A different view:
I recently purchased a Ruger Flattop revolver in .45 Colt with an extra .45 ACP cylinder. When I received it, the cylinder throats would not accept anything larger than a 0.450" (-) plug gauge. After shooting about 100 rounds of cheap Federal .45 ACP loads with thick-plated "TMJ" bullets, the cylinder throats will all accept a 0.451' (-) plug gauge. I did not (yet)measure the constriction of the barrel at the section threaded into the frame, which is notorious for being somewhat constricted by compression during assembly, but I would expect that to have widened somewhat, too.
Before I start working-up loads for accuraccy, I intend to have the constriction removed and the cylinder throats enlarged to 0.001" more than whatever the groove diameter is without the constriction.

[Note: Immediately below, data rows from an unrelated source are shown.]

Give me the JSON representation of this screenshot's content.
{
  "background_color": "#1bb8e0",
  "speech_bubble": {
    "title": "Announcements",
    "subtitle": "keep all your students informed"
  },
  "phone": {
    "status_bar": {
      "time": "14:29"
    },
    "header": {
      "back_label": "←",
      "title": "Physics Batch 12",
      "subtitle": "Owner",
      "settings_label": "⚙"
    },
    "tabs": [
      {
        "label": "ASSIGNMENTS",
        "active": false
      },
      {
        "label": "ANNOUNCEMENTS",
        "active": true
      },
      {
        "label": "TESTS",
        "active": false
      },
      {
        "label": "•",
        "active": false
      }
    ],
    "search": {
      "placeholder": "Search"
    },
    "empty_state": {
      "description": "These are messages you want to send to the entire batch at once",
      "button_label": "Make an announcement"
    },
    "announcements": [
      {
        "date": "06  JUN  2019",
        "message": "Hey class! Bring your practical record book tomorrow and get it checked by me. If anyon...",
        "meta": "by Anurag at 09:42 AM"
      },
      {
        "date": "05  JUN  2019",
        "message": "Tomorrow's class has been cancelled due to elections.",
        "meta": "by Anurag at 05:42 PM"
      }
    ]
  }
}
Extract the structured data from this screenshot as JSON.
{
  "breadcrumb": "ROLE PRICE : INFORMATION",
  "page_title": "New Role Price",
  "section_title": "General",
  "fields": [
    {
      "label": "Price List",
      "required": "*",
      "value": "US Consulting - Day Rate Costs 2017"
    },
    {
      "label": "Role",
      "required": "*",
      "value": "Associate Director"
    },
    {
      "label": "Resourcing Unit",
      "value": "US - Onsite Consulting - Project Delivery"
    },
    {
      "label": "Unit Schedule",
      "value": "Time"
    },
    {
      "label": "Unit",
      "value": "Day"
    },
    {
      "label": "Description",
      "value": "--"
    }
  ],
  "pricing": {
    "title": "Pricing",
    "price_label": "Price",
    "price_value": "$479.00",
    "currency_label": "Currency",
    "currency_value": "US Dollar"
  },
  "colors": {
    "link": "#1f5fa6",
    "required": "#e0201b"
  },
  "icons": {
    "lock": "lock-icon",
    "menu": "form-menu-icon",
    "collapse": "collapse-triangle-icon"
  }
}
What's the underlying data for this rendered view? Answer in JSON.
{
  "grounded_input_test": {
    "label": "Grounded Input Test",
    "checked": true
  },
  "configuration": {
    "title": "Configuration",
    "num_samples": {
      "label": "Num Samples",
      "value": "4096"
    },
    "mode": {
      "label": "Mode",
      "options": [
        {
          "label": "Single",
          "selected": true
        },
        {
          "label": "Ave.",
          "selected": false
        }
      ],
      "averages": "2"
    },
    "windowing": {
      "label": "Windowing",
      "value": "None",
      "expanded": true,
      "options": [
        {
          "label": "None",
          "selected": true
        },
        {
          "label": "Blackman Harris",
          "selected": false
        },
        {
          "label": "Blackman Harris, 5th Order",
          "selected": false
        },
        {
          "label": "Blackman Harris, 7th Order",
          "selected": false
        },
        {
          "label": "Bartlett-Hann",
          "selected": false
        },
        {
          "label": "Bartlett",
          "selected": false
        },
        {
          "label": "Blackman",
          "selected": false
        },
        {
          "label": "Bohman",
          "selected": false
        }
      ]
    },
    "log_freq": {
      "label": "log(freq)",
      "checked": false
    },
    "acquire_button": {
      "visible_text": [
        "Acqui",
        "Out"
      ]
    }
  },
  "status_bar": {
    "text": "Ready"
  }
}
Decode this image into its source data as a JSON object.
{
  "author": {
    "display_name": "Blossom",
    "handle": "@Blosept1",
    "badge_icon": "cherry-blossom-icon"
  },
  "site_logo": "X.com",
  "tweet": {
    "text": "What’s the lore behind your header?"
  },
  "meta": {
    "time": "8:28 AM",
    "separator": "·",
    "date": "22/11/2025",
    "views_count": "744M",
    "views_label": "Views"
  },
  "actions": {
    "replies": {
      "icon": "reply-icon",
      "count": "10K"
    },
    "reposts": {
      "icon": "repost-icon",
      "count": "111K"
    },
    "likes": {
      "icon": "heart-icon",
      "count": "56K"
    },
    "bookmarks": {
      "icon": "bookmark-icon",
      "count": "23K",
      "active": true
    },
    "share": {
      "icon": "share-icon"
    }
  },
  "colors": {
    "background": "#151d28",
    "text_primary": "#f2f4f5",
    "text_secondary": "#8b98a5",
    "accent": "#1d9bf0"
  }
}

Granted, that is a revolver, rather than an auto-loader. But, I would expect that there is some related wear on auto-loaders that could affect accuracy. There certainly is with respect to function with light loads, so for light target loads, you would probably want to make sure that the gun is smoothed-out before deciding how low you want to go before reliability becomes an issue. Also, some auto-loadeers will throw the first round outside the group because it is fed by hand-racking the slide, rather than by auto-feeding, and the lock-up is different between those two operations. That can also smooth-out with use.